Today I'm sharing a recipe for cinnamon raisin scones. I started making these about two weeks before I had the baby and during my short nesting stage I made a double batch and froze them. These scones are as good as any I've had from a fancy bakery and everyone in my family loves them. I know I've shared a few scone recipes in the past, but this is my new favorite method and recipe. The unbaked scones freeze beautifully and they are perfect for sleep-deprived new parents who stumble into the kitchen at 5:45 am looking for a hot beverage and a freshly-baked buttery pastry.
Here's how I do it...
I pulse flour, sugar, baking powder, butter and salt in a food processor. Don't have a food processor? Use a pastry cutter or even two forks... it just takes a few minutes longer. The key to flaky, buttery scones is keeping chunks of butter in your flour mixture. You want everything mixed together, but you want the chunks of butter to be roughly the size of peas.
I pour the dry ingredients into a bowl, then I mix in cinnamon chips and raisins.
A word on cinnamon chips: they seem nearly impossible to find in the state of Delaware if it's not Christmas. I have no idea why these chips are so elusive, but last summer I bought four bags at King Arthur Flour in Vermont and I keep them in the freezer. If you can't find cinnamon chips you can order them online. I know it sounds like a pain, but the chips work better than ground cinnamon in this recipe... trust me. And while we're on the topic of King Arthur Flour, I think their flour is worth the extra few bucks if you're a baker. I also like White Lilly, but it's not sold in the north, so I can't buy it in Delaware.
Next, mix the eggs, milk (or half and half), and vanilla in a small bowl. Gently combine this with the dry ingredients. The mixture will seem very dry and crumbly. Knead it a few times with your hands, then turn it out onto parchment paper and roll it into a rough rectangle like this:
Notice how you can see chunks of butter in the dough once it's rolled out? That's a good thing. That means your scones will be flaky and buttery.
I roll mine about a half inch thick. Then, refrigerate it for about 30 minutes to one hour. Cut the dough into 16 small triangles.
Brush with egg wash, bake at 400 degrees until golden brown.
Try not to eat them all in one sitting. I can easily down four of these... luckily they are small, so I don't feel guilty. These aren't just for breakfast, either. I've been known to pop a batch in the oven after dinner. Who can resist moist, buttery pastry with sweet cinnamon chips and plump raisins?

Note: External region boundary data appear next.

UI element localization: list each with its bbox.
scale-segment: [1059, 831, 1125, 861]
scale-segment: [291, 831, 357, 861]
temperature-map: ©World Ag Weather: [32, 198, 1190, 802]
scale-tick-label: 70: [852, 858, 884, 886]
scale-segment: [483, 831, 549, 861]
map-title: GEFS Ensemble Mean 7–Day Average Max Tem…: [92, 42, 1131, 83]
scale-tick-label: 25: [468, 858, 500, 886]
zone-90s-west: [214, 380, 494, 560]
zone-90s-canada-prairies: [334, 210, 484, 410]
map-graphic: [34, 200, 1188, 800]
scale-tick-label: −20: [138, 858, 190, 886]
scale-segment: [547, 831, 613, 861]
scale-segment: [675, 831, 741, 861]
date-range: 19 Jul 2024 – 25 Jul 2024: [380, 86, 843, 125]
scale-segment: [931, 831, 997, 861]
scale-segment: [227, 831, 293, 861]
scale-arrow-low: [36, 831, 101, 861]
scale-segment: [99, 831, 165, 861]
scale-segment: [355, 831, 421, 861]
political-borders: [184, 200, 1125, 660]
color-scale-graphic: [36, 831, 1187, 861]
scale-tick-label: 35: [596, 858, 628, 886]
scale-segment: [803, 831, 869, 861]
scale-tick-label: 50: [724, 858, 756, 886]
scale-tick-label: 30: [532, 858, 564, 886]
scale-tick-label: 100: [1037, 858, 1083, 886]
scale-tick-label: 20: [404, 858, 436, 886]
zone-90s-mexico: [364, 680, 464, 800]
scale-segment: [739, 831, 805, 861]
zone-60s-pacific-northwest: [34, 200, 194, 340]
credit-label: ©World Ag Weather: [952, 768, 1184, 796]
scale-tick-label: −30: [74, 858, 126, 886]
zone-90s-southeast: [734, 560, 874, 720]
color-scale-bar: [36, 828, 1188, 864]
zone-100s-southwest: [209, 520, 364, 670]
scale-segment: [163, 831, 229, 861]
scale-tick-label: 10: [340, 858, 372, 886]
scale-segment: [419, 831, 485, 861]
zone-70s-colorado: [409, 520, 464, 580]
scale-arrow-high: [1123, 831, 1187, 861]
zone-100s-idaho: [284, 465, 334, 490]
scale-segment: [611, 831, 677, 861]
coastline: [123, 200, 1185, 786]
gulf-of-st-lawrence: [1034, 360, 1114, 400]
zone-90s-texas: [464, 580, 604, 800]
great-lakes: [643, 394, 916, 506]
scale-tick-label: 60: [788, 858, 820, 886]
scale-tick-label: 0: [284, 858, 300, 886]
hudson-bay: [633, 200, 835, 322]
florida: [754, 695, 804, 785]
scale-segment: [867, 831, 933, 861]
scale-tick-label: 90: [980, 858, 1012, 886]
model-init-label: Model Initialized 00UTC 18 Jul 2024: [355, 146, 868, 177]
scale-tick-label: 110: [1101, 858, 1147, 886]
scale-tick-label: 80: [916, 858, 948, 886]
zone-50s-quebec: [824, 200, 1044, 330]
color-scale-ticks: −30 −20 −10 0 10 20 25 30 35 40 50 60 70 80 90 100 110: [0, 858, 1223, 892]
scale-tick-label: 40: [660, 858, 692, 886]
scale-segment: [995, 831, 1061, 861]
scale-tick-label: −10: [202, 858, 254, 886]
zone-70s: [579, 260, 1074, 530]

Don't forget, you can freeze the scones after cutting them into triangles. When you remove them from the freezer, just brush them with egg wash and add five minutes to the baking time. I like to wrap unbaked scones in foil and place the foil packets in freezer bags for a quick fix on another day. Why dirty up the kitchen every single time you want scones? And believe me, you'll be wanting these scones again and again.
Cinnamon Raisin Scones
inspired by The Pioneer Woman
3 cups all-purpose flour
2/3 cup sugar
5 teaspoons baking powder
1/4 teaspoon salt
2 sticks (1/2 pound) butter (I use salted butter), cubed
3/4 cup heavy cream or half and half
1 teaspoon vanilla flavoring
2/3 cup raisins
2/3 cup mini cinnamon chips
1 additional egg for egg wash
In the bowl of a food processor, combine flour, sugar, baking powder, salt and butter. Pulse until butter is pea-sized and mixture has a sandy texture. If you don't have a food processor, place these ingredients in a bowl and combine using a pastry cutter or two forks.
Pour flour mixture into a large bowl. Mix in raisins and cinnamon chips.
In a small bowl, whisk together one egg, cream and vanilla. Stir wet mixture into flour mixture. Mixture will be crumbly. Knead gently with your hands. Pour onto parchment paper (or an oven-safe silicone mat). Roll into a rectangle about 1/2 inch thick. Place in refrigerator for at least 30 minutes to chill dough.
Preheat oven to 400 degrees.
Cut dough into 16 small triangles. [At this point you can flash-freeze the scones and bake them at a later date.] Place on a baking sheet leaving 1 inch between scones. Whip one egg and brush egg on top of unbaked scones. Bake scones for 15 minutes or until golden brown. Serve warm or at room temperature.